## Monday, May 16, 2016

### Find the bucket | Yaozong's Blog

Find the bucket | Yaozong's Blog
Given an array of numbers, they are arranged so that the a[0] is in the 1st bucket, a[1]a[2] are in the 2nd bucket, a[3]a[4]a[5] is in the 3rd bucket and so on.
All the numbers in one bucket are larger than that of the previous bucket. So ALL numbers of bucket 3 will be bigger than ANY number of the bucket 2 and so on.
The number given to the function may or may not be in the array. The question is then: given a number, you need to return the bucket index if it is in any bucket.
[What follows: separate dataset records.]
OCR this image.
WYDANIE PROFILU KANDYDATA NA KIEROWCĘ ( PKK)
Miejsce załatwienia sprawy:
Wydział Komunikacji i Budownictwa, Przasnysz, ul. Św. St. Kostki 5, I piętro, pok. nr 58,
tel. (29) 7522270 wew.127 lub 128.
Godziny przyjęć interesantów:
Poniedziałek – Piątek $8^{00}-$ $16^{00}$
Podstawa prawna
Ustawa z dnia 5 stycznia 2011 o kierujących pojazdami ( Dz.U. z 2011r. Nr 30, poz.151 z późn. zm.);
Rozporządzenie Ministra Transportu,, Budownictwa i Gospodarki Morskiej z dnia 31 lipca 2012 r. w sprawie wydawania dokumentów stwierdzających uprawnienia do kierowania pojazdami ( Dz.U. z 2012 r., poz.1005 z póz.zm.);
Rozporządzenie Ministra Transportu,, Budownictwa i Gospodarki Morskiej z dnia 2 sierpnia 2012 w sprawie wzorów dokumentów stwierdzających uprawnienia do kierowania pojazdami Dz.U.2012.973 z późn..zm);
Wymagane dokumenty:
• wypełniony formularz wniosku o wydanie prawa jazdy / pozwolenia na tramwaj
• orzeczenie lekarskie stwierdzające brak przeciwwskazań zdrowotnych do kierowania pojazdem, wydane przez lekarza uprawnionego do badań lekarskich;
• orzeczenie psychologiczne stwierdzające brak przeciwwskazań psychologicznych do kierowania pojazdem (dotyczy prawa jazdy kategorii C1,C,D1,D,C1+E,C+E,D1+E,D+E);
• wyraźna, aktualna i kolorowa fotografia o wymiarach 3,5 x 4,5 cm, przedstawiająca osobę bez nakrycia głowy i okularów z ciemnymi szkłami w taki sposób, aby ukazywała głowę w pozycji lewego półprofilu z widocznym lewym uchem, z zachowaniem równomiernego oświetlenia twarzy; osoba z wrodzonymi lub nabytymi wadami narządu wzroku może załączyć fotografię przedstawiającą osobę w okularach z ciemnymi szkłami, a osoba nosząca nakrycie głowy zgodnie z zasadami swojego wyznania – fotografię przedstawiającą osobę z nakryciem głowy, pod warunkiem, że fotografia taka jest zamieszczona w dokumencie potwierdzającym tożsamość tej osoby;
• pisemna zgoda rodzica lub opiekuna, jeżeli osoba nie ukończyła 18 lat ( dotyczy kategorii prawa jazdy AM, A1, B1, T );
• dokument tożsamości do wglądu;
Otherwise, return -1 if this number is not in any of bucket.

bucket 0: [1]
bucket 1: [3, 4]
bucket 2: [7, 5, 6]
bucket 3: [20, 9, 8, 15]
bucket 4: [100, 85, 50, 22]

Input: [1, 3, 4, 7, 5, 6, 20, 9, 8, 15, 100, 85, 50, 22], 8
Output: 3

Input: [1, 3, 4, 7, 5, 6, 20, 9, 8, 15, 100, 85, 50, 22], 10
Output: -1

Input: [1, 3, 4, 7, 5, 6, 20, 9, 8, 15, 100, 85, 50, 22], 101
Output: -1
Solution: Binary Search
int find_bucket(vector<int>& arr, int target)
{
vector<int> buckets;
int i = 0, start = 0;

while(start < arr.size()) {
buckets.push_back(arr[start]);
++ i;
start = (i + 1) * i / 2;
}

// potential buckets
int lower = -1, upper = -1;

// binary search to find the upper-bound buckets
int left = 0, right = buckets.size() - 1;
while(left < right) {
int mid = (left + right) / 2;
if(buckets[mid] < target)
left = mid + 1;
else if(buckets[mid] == target)
return mid;
else
right = mid;
}
lower = left - 1; upper = left;

// linear search lower bucket
if(lower >= 0 && lower < buckets.size()) {
int start = (lower + 1) * lower / 2;
int end = min<int>(start + lower, arr.size()-1);
for(int i = start; i <= end; ++i) {
if(arr[i] == target)
return lower;
}
}

// linear search upper bucket
if(upper >= 0 && upper < buckets.size()) {
int start = (upper + 1) * upper / 2;
int end = min<int>(start + upper, arr.size()-1);
for(int i = start; i <= end; ++i) {
if(arr[i] == target)
return upper;
}
}

return -1;
}